Pero no todos los pacientes sufren la covid de igual manera. Existen aspectos del transcurso de la enfermedad difieren de un lugar a otro. «No es lo mismo sufrir covid en España que en Brasil», asegura Mahtani, que insiste en que las «creencias socioculturales» así como el «ambiente social» repercuten de cada lugar en la forma en la que afecta a la población el contagio por covid. «La vivencia del covid al final se ve influenciada por muchos factores», admite la sanitaria. Tiene mucho que ver la información con la que cuente el paciente, en qué estado les «pilla» la enfermedad (no es lo mismo sufrirlo siendo estudiante, que desempleado o trabajador) o incluso las relaciones que tienen con sus familiares o allegados.

Ciencia ficción

Tampoco es lo mismo haber sufrido la enfermedad durante la primera ola que en las consecutivas. Para los primeros el contagio fue más traumático. «Para ellos era como vivir en una película de ciencia ficción, mientras que ahora se sabe mucho más de la patología», remarca Vinita Mahtani. Sin embargo, y como contrapartida, contagiarse en este momento tiene un mayor impacto social, en especial para los recursos sanitarios cuyos trabajadores están cada vez más agotados de la situación.
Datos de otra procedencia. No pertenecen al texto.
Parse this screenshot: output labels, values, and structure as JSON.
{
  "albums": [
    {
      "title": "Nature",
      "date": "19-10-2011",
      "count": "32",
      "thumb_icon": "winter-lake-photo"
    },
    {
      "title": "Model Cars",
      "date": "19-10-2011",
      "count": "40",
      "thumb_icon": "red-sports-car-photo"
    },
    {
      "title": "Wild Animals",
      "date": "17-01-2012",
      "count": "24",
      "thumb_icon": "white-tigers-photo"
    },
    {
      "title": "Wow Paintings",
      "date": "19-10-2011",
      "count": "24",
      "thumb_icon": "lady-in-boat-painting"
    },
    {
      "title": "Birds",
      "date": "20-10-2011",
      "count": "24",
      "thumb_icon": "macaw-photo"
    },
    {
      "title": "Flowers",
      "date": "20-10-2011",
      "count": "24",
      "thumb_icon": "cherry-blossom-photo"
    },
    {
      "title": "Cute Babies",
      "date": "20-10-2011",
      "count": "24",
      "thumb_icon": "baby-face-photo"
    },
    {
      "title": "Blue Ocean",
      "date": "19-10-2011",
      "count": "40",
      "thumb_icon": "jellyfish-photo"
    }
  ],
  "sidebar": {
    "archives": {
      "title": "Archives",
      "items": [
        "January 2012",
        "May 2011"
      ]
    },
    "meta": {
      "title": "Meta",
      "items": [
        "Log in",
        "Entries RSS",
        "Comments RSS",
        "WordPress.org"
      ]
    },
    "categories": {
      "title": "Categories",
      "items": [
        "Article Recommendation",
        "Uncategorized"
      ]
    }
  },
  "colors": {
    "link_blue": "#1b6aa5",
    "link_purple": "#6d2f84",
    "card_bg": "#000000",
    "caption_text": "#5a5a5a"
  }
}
En este sentido, la sanitaria admite que durante la pandemia se ha producido una «ruptura» de la confianza «que tanto había costado conseguir» entre los sanitarios y la población. Por esta razón, insiste en que, en los próximos años hay que trabajar para restaurar ese aspecto que hoy en día se encuentra a la deriva. El estudio, que pretende culminar este mismo año, tiene tres objetivos diferenciados. En primer lugar, se espera que, al poner a disposición de las personas estas vivencias tan personales, se pueda ofrecer una herramienta para otras personas que pasen por el mismo trance. La información también servirá para que la población en general - especialmente la que no ha visto de cerca la enfermedad- conozca de primera mano lo que supone el contagio. Pero si en algo creen estos investigadores que puede ayudar la medicina narrativa es en la toma de decisiones. «Es un recurso indispensable para los sanitarios y los gestores, pues con ella pueden desarrollar estrategias desde el entendimiento a los pacientes».

La práctica reiterada de consultar en internet al tener un problema de salud motivó la necesidad de crear esta macrobase de datos internacional que ofrece información fiable y sustentada en experiencias reales de personas. Se trata de narrativas de salud y enfermedad en primera persona, claves para poder «actuar de forma distinta con los pacientes, tras escucharlos», apuntan los expertos. Estos son los fundamentos en los que se apoya Dipex, creada en Inglaterra por dos profesores de la Universidad de Oxford, que a día de hoy está presente en 14 países. Además de este trabajo, se realizan otros proyectos complementarios con el mismo planteamiento de la Medicina Narrativa. La mayoría de estos proyectos se basan en el arte. Uno de los proyectos creados recientemente en Canarias es Muse Experience, que sigue la línea del movimiento Arts-Based Research, Arte y Ciencia, en el que los datos clínicos se transforman en arte: fotografías, esculturas y cuadros pintados por personas con covid o relatos e historias vividas con pacientes terminales son algunas muestras emanadas de esta iniciativa sustentada en las vivencias de los propios enfermos.